During his time in India, Jerauld had begun to think about ways to make navigation less people-dependent and more efficient in the increasingly fast aircraft then being developed. He had begun original and useable work on navigation in Burma, for which he was mentioned in Despatches, but his breakthrough ideas came to fruition with the invention and patenting of the R Theta air navigation computer, whose operational development with Computing Devices Canada was funded by the federal government. This work won Jerauld widespread recognition at the time, and is still well known in the air-navy circles. Jerauld was awarded the McGee Trophy in 1954. He was also promoted to Wing Commander that year. He worked on various subsequent generations of computers, including the ANTAC system and other use in all NATO air forces, and eventually held over thirty patents for navigational devices. This work contributed to his later admission to the Canadian Aviation Hall of Fame, and to the Canadian Aeronautical Institute, and many other awards.

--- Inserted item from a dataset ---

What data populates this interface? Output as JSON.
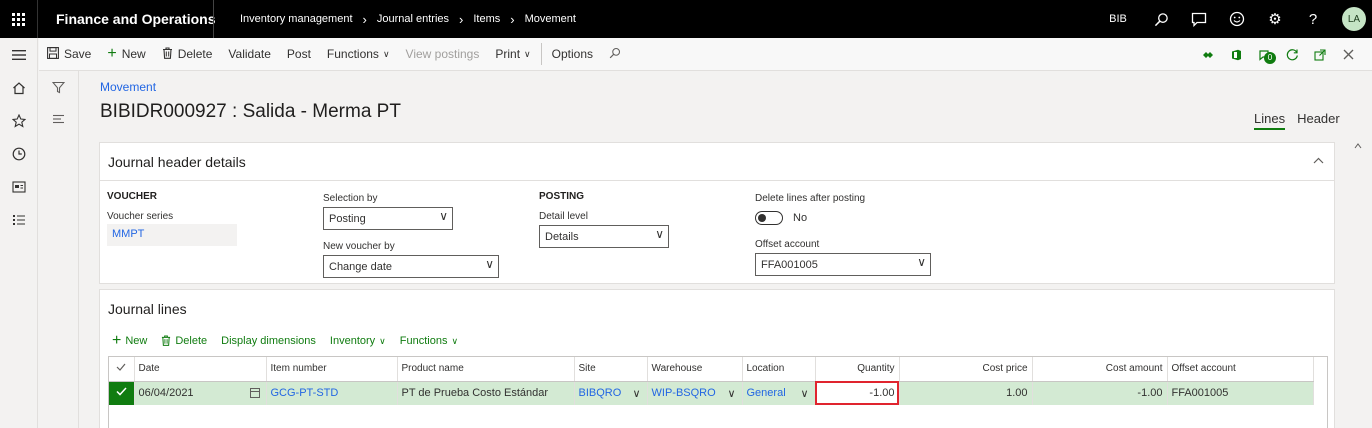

Jerauld retired from the RCAF in 1965, and worked for many years as a retained consultant with various large firms, while also pursuing his own projects. He always identified himself as an inventor above all; and like all inventors he loved all his inventions and thought that all his geese were swans. Old friends and family will remember with fondness but mixed feelings such products as J Stix and the Wright Wonderbed, but for Jerauld the fun was always in solving the puzzle, working out an original way to look at and solve problems.
Jerauld was a man of immense charm; he had a great sense of audience and enjoyed amusing people. His love of music endured lifelong; he always had a piano and played the organ at every church he attended over the years. He was happy improvising at the keyboard for hours, and leading singalongs – he could pick up any melody in a few seconds on a piano or on one of his accordions.
Jerauld was also a man of deep religious faith, which was both childlike and deeply considered; he believed that the advances in science during his lifetime, which he had the mind to understand, showed that science and mystery interpenetrate in ways beyond human comprehension.
Jerauld attracted affection lifelong with his good humour and enjoyment of life. This was true in his last chapter, which despite the progression of Alzheimer's was a happy. Even as his Jerauld's brilliant mind and his physical energy faded, he continued to take pleasure in small things, enjoying each day as it came, with his charm and sense of humour and fun enduring almost to the end.
Jerauld never forgot Liverpool, and for many years had a summer home for his family close to his parents' home on McPherson Street.
As he wished, Jerauld's ashes and those of his wife will be interred in the family plot in Liverpool.